Overtourism e impoverimento gastronomico
Overtourism è una parola orribile ma rende bene l’idea di città invase da bermuda e infradito, da punti ristoro che si moltiplicano come funghi, quasi sempre di pessima qualità con servizio indecenti. Si è parlato molto, ad esempio, del caso di Bologna anche qui sul Gambero Rosso e, checché ne dica il suo sindaco, è una città invasa da taglieri e spritz (la cosa più lontana possibile dalla cultura bolognese) che stanno oscurando la tradizione vera. Turisti che a due passi da casa loro ignorano tutto e che in vacanza cercano come forsennati punti di interesse.
Come disse Philippe Daverio, non si capisce come si possa apprezzare un museo con decine e decine di opere in un’ora se va bene, quando ogni opera richiederebbe un tempo di contemplazione e spesso un po’ di conoscenza per apprezzarla. Ma il turismo mordi e fuggi ha i sui tempi, bisogna correre, mettere una bandiera, postarla sui social, e poi di nuovo verso un altro museo e il piatto tipico del posto cercato su Tripadvisor.

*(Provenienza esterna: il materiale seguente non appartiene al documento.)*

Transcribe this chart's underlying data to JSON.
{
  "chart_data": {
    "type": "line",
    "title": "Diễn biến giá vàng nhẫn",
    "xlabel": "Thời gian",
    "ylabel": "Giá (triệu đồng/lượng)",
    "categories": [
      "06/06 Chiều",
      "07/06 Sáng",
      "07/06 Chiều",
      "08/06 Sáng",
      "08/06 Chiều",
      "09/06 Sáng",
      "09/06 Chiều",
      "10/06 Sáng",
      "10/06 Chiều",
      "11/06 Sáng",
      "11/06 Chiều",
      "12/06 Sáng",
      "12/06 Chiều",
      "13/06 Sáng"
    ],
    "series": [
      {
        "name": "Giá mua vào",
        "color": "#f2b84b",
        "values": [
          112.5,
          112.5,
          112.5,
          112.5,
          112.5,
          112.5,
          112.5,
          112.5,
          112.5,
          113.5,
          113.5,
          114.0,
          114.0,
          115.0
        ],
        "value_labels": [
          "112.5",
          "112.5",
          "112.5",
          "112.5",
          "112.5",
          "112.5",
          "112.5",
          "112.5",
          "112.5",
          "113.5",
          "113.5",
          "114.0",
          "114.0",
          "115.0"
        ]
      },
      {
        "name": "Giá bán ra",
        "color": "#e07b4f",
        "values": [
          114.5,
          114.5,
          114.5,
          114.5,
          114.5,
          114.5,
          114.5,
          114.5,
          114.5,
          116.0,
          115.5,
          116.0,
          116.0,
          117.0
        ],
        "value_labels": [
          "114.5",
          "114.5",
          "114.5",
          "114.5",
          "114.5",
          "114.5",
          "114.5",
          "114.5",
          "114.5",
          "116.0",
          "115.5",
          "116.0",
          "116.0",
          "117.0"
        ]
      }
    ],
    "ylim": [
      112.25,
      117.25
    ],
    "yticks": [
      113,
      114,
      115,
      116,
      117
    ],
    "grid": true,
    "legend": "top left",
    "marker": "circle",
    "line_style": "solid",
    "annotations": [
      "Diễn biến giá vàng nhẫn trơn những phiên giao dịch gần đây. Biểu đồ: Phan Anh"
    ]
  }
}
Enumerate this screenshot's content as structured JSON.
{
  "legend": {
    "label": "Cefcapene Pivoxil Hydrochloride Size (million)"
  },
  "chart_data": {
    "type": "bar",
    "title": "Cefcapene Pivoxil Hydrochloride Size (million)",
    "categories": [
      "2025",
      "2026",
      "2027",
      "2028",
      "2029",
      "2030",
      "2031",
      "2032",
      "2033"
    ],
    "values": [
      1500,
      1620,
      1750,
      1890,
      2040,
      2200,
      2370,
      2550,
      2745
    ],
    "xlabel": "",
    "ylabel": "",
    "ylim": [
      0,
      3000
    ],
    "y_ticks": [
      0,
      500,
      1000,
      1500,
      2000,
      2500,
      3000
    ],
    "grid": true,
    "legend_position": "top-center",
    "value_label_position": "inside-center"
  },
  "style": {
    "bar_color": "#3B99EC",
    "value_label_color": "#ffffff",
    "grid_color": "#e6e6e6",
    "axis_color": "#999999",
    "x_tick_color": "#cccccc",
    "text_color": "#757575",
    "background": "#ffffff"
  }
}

Il risultato di tutto questo è una iperattività turistica che per poche settimane fa diventare molti “esperti” di culture lontane (anche millenarie) per poi farle tornare nell’oblio appena rientrati a casa. Un turismo superficiale, approssimativo, lontano anni luce dalla conoscenza e dalla ricchezza autentica, un turismo vittima dei tempi dell’iperconnessione e della visibilità fine a se stessa. Nessun giudizio, solo una constatazione. Non ci sono rimedi, non ci sono tasse di soggiorno o numeri chiusi che tengano. Ormai il galleggiamento culturale ha pervaso anche il turismo, l’approfondimento è stato sostituito dalla superficialità, la massificazione ci ha trasformati in un grande gregge indistinto. Però le casse sembrano piene, e qualcuno (giustamente) brinda.